In 1978, he played a hijacker in the series Life at Stake for the BBC, after which he played Jofre Borgia in the BBC television miniseries The Borgias. He later played a small part in Tender Is the Night, Dennis Potter's BBC adaptation of the F. Scott Fitzgerald novel of the same name, starring Timothy West.

== Film ==
In 1960, Louis played an Apprentice in Cry of the Banshee with Vincent Price and Michael Elphick. It was a British horror film released by American International Pictures and directed by Gordon Hessler. Terry Gilliam is credited with producing the original animated title sequence.

Caught Looking was a 1991 short film starring Selwyn as the "voyeur", alongside iconic actor and activist Bette Bourne as narrator. It won the Teddy award for Best Short Film at Berlin International Film Festival.

Leo Asemota's Palindrome r.s.s.r, released in 2002, was billed as a cinematic installation examining the issues of race, sex and religion. Louis played Simon Peter.

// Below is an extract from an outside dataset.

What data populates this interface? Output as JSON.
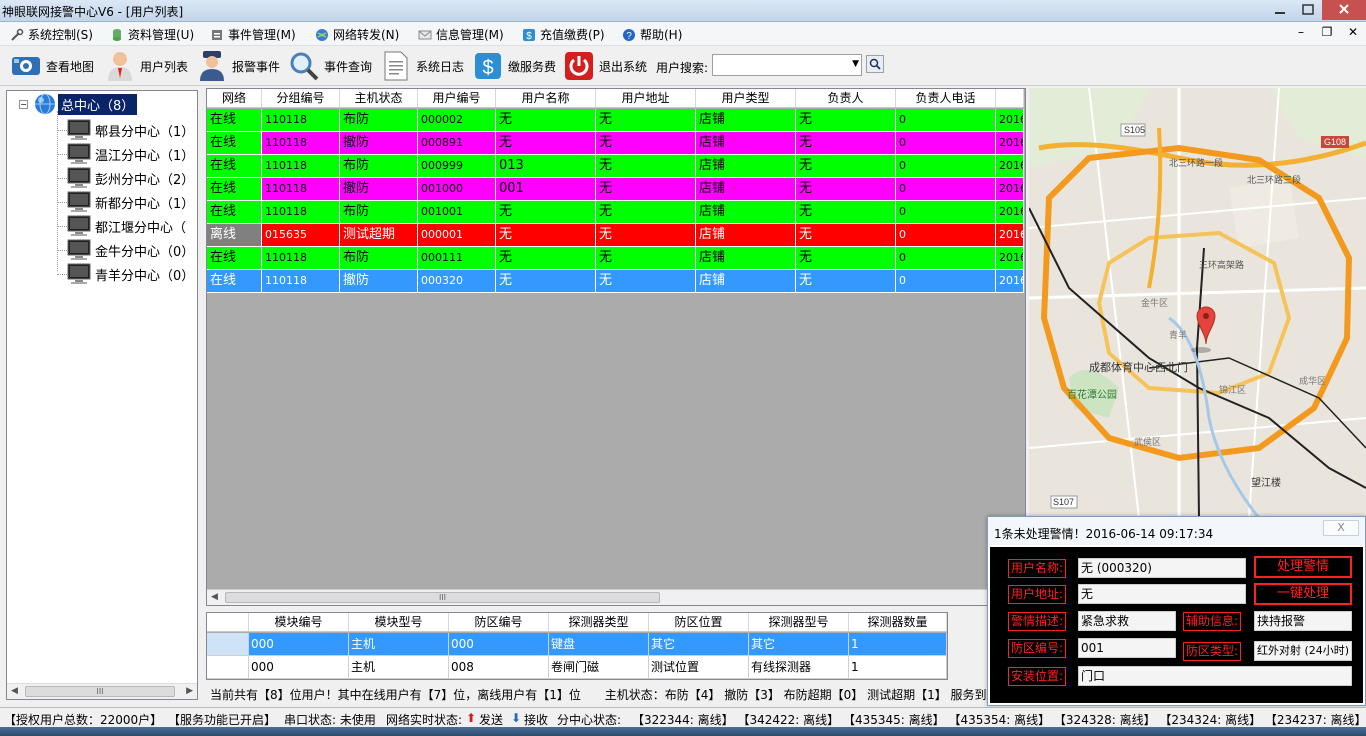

Selwyn played "Gordon" in the horror/thriller film Evil Never Dies, alongside Tony Scannell, in 2014. Selwyn is credited as producer on the movie. Continuing in the genre, he later played Charles on Blue Moon, also directed by Martyn Pick, on which Selwyn is also credited as producer. It was screened at Grauman's Chinese Theatre in Hollywood as part of the Screamfest Horror Film Festival. Originally for release in 2019, Louis Selwyn has most recently featured in the comedy/horror Heckle, starring Steve Guttenberg, Clark Gable III and Toyah Willcox, this movie features in the 2020 Frightfest Digital Festival. Louis is also credited as producer on Heckle.